To enable assembly bind failure logging, set the registry value [HKLM\Software\Microsoft\Fusion!EnableLog] (DWORD) to 1.
Note: There is some performance penalty associated with assembly bind failure logging.
To turn this feature off, remove the registry value [HKLM\Software\Microsoft\Fusion!EnableLog].
---> System.Reflection.ReflectionTypeLoadException: Unable to load one or more of the requested types.

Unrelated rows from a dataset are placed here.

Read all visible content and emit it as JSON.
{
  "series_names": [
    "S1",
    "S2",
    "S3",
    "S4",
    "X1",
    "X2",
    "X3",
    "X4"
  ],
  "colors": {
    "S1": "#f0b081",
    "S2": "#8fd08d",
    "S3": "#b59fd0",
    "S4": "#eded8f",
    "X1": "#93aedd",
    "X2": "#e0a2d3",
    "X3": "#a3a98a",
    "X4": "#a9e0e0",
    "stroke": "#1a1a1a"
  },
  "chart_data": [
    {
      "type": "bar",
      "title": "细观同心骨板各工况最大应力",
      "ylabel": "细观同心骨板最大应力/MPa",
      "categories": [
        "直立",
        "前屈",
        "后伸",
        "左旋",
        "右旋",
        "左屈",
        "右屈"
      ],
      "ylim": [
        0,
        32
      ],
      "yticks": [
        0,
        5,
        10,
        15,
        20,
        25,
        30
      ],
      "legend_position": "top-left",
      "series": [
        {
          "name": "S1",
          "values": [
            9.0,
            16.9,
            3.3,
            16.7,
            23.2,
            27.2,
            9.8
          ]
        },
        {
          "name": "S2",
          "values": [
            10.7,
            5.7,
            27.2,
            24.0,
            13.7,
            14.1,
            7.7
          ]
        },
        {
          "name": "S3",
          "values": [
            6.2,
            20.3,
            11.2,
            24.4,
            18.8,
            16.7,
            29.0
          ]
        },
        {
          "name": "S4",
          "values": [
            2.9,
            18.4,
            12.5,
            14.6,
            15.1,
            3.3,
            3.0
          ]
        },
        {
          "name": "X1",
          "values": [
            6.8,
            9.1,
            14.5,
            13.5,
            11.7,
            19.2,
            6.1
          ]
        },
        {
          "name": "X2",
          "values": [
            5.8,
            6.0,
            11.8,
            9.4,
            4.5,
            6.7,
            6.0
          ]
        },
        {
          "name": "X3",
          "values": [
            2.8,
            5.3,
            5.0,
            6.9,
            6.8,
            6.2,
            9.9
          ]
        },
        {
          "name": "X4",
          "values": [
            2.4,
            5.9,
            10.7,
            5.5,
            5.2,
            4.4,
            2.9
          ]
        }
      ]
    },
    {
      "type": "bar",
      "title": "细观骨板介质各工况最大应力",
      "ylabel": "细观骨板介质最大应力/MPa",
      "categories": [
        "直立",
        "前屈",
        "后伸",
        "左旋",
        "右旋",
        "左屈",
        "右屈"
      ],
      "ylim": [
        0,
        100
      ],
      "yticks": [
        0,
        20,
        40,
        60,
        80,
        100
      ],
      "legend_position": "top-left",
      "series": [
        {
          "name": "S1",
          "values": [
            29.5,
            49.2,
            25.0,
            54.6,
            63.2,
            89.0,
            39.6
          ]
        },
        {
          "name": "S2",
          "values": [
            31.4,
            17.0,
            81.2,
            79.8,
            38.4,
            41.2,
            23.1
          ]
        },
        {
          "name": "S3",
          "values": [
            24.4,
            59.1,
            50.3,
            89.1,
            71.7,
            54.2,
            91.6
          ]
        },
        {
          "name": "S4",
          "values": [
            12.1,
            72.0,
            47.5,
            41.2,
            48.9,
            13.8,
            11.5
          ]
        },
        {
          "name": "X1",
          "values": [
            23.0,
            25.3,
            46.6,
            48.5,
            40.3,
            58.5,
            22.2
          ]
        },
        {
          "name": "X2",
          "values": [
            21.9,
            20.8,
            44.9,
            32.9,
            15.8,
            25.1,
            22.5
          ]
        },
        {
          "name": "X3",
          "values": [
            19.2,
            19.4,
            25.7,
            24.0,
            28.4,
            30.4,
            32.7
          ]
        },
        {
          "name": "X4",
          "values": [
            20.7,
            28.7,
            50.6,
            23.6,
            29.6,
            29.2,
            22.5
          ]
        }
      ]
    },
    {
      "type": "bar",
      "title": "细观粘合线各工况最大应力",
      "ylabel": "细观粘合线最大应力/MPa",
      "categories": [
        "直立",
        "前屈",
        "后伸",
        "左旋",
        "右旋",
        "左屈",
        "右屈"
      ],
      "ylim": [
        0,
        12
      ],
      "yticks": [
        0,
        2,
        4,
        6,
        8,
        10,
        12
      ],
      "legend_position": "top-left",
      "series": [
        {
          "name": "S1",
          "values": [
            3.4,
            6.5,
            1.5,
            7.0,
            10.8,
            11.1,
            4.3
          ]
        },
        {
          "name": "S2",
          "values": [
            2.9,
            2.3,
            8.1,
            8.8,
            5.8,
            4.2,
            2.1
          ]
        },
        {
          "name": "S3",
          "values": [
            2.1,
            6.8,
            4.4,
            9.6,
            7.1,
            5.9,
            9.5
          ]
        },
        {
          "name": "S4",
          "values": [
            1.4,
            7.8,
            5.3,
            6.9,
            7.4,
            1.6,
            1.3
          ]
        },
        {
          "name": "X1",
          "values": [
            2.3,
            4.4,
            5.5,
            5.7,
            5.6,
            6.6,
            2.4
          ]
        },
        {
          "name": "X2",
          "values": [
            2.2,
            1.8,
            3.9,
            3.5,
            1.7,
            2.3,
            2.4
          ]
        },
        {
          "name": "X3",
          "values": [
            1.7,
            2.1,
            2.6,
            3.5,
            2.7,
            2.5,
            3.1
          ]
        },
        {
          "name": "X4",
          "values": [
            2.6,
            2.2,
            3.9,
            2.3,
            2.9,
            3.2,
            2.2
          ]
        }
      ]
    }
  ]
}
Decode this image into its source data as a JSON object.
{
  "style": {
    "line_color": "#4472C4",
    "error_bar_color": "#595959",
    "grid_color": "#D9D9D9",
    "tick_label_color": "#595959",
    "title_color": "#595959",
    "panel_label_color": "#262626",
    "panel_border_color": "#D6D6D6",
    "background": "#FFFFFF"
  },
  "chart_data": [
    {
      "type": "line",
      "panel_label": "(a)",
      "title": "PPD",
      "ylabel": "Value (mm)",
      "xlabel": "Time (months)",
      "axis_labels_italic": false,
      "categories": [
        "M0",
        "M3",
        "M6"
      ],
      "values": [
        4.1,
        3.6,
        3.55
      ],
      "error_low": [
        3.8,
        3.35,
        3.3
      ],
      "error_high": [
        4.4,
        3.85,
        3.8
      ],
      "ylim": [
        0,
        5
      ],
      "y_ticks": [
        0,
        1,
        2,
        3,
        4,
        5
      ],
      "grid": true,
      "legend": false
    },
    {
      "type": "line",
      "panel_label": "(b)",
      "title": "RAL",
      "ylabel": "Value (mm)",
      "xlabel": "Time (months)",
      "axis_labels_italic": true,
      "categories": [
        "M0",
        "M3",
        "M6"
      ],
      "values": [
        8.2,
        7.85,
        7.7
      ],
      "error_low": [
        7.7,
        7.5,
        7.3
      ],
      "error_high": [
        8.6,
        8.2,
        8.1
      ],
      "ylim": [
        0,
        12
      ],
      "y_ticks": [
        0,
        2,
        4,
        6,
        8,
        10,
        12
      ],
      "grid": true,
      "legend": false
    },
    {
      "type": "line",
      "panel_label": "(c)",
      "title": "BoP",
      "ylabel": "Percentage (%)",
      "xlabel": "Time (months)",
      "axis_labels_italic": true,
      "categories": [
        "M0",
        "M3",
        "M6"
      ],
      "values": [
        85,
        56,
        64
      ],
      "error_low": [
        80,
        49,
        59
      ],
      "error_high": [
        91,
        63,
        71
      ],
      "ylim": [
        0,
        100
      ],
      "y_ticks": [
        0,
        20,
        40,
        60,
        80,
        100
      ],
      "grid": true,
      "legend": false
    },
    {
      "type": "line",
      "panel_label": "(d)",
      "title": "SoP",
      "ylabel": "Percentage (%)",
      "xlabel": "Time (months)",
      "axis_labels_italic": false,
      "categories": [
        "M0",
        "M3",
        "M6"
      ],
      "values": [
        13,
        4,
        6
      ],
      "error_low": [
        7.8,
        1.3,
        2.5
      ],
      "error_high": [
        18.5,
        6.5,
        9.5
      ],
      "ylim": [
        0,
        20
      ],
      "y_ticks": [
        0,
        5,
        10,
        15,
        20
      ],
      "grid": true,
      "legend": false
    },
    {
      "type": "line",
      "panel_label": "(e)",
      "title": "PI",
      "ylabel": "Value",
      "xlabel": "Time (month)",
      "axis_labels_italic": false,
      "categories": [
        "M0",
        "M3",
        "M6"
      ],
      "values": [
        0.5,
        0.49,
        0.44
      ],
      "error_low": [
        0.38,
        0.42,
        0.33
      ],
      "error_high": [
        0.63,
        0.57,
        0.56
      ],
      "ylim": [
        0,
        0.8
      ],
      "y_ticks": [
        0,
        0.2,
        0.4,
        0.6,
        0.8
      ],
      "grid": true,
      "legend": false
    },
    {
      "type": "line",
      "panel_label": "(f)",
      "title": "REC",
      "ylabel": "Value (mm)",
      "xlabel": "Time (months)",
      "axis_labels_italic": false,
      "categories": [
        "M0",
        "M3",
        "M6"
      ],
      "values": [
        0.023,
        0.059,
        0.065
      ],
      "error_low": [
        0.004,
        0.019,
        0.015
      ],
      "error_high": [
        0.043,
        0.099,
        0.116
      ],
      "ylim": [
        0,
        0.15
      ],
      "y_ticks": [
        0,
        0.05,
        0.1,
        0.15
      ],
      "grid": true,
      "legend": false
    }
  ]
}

Retrieve the LoaderExceptions property for more information.
at System.Reflection.RuntimeModule.GetTypes(RuntimeModule module)
at System.Reflection.RuntimeModule.GetTypes()
at System.Reflection.Assembly.GetTypes()
at Microsoft.WindowsAzure.ServiceRuntime.RoleEnvironment.GetRoleEntryPoint(Assembly entryPointAssembly)
--- End of inner exception stack trace ---
at Microsoft.WindowsAzure.ServiceRuntime.RoleEnvironment.GetRoleEntryPoint(Assembly entryPointAssembly)
at Microsoft.WindowsAzure.ServiceRuntime.RoleEnvironment.CreateRoleEntryPoint(RoleType roleTypeEnum)
at Microsoft.WindowsAzure.ServiceRuntime.RoleEnvironment.InitializeRoleInternal(RoleType roleTypeEnum)
(d10.7e8): CLR exception - code e0434352 (first chance)
(d10.7e8): CLR exception - code e0434352 (first chance)
ModLoad: 00007ff8`a2000000 00007ff8`a20b6000 D:\Windows\SYSTEM32\clbcatq.dll
ntdll!NtTerminateProcess+0xa:
00007ff8`a2150f0a c3 ret
From here on out, things were pretty clear! We weren't using a RoleEntryPoint and the exception was happening very very very early on (think init inside Global.asax). The underlying issue with us was that we had an invalid binding redirect in the web.config. It was invalid because we are using NANT to build the web.config file (long story there...), and someone didn't update the new versions after updating the NuGets. It worked locally because the old DLL was still somewhere in cache.
I haven't been able to reproduce the issue properly just yet, but I will try again soon. When I succeed, I will update this post. Until then, I hope the links I found can help someone struggling with the Role Recycle problem.